BGH, Urteil vom 23.02.2021 – VI ZR 21/20

Zum Fall

Die Beklagte führt in einer neu errichteten Sporthalle Installationsarbeiten im Sanitärbereich durch. Die Arbeiten werden im Jahr 1995 abgenommen. Im Jahr 2009 bemerkt die Eigentümerin der Halle Leckagen, für die eine unsachgemäße Ausführung der Installationsarbeiten verantwortlich ist. Das austretende Wasser hat sich hinter Wandabdichtungen und im Fußbodenaufbau verteilt. Dadurch kam es zu Durchfeuchtungen.

Die Eigentümerin ließ die hierdurch entstandenen Schäden beseitigen und verlangt von der Beklagten mit Klage vom 31.12.2012 die für die Ermittlung und Beseitigung der Schäden entstandenen Kosten im Wege des Schadensersatzes.

Sowohl das Landgericht Stralsund in erster Instanz sowie das OLG Rostock in zweiter Instanz hielten die Klage für unbegründet. Das OLG Rostock führt aus, dass die Errichtung der Sporthalle sowie die Installationsarbeiten der Beklagten eine Gesamtbaumaßnahme darstellten; die fehlerhafte Ausführung der Arbeiten stelle insoweit einen Mangel an der Gesamtmaßnahme dar und sei mit den entstandenen Schäden insoweit „stoffgleich“. Der sog. deliktische Anspruch scheitere aus diesem Grunde.

Zur Entscheidung

Dem folgt der BGH nicht – die Entscheidung des OLG Rostock wird aufgehoben und zurückverwiesen. Im Gegensatz zu – hier unstreitig verjährten – Mängelrechten kommt es für Ansprüche aus Delikt nicht auf die Erwartungen an, bei Erwerb eine mangelhafte Leistung zu erhalten. Maßgeblich ist daher das Interesse, durch die in Verkehr gegebene Leistung (hier: Installationsarbeiten) nicht in eigenen Rechtsgütern wie dem Eigentum verletzt zu werden (sog. Integritätsinteresse). Das Beurteilungskriterium ist die sog. Stoffgleichheit: Entspricht der Schaden dem Unwert, den die Sache wegen des Mangels von Beginn an ohnehin hatte, liegt Stoffgleichheit vor – eine deliktische Haftung kommt dann neben Mängelrechten nicht in Betracht. Ist andersrum der Mangel zunächst nur auf einen abgrenzbaren Teil einer Sache begrenzt sowie für sich genommen behebbar und führt dieser erst später zu weiteren Zerstörungen an der Sache, ist das Integritätsinteresse beeinträchtigt und der deliktische Schadensersatzanspruch ist zu erwägen (da dann keine Stoffgleichheit vorliegt). So lag der Fall für den BGH hier; die fehlerhaften Installationsarbeiten stellten einen abgrenzbaren Mangel dar, der erst später weitere Teile der Sache beschädigt hat.

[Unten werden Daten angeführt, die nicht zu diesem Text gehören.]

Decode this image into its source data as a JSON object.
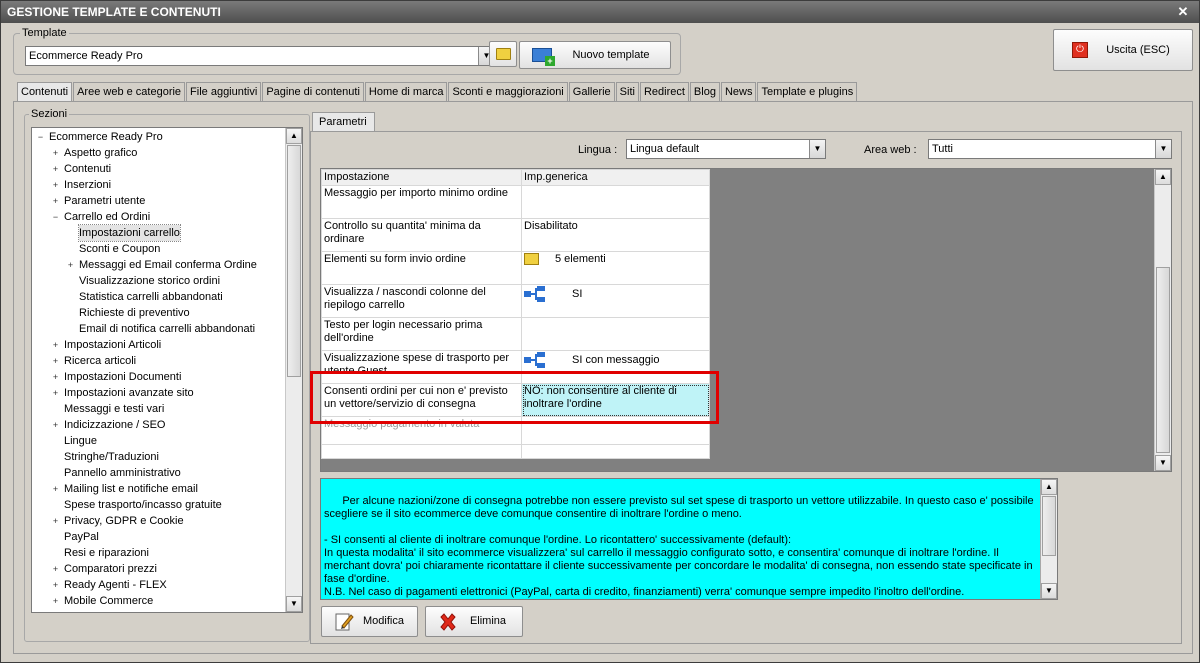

Der Anspruch war – anders als die Mängelrechte – jedenfalls auf Grundlage der zu diesem Zeitpunkt vorliegenden Sachverhaltsinformationen zudem noch nicht verjährt.

Ergebnis

Der BGH greift auf bereits bekannte Abgrenzungskriterien zurück und bejaht eine deliktische Haftung. Er setzt sich dabei auch mit einer Entscheidung des VII. Zivilsenats auseinander, wonach ein deliktischer Anspruch auch ausscheide, wenn durch die vertragliche Leistung das beschädigte Bauteil gerade geschützt werden soll (BGH, Urteil vom 27.01.2005 – VII ZR 158/03). Ein solcher Schutzzweck soll nach hier besprochener Entscheidung nicht schon deshalb vorliegen, weil der Schaden bei ordnungsgemäßer Leistungserbringung nicht eingetreten wäre.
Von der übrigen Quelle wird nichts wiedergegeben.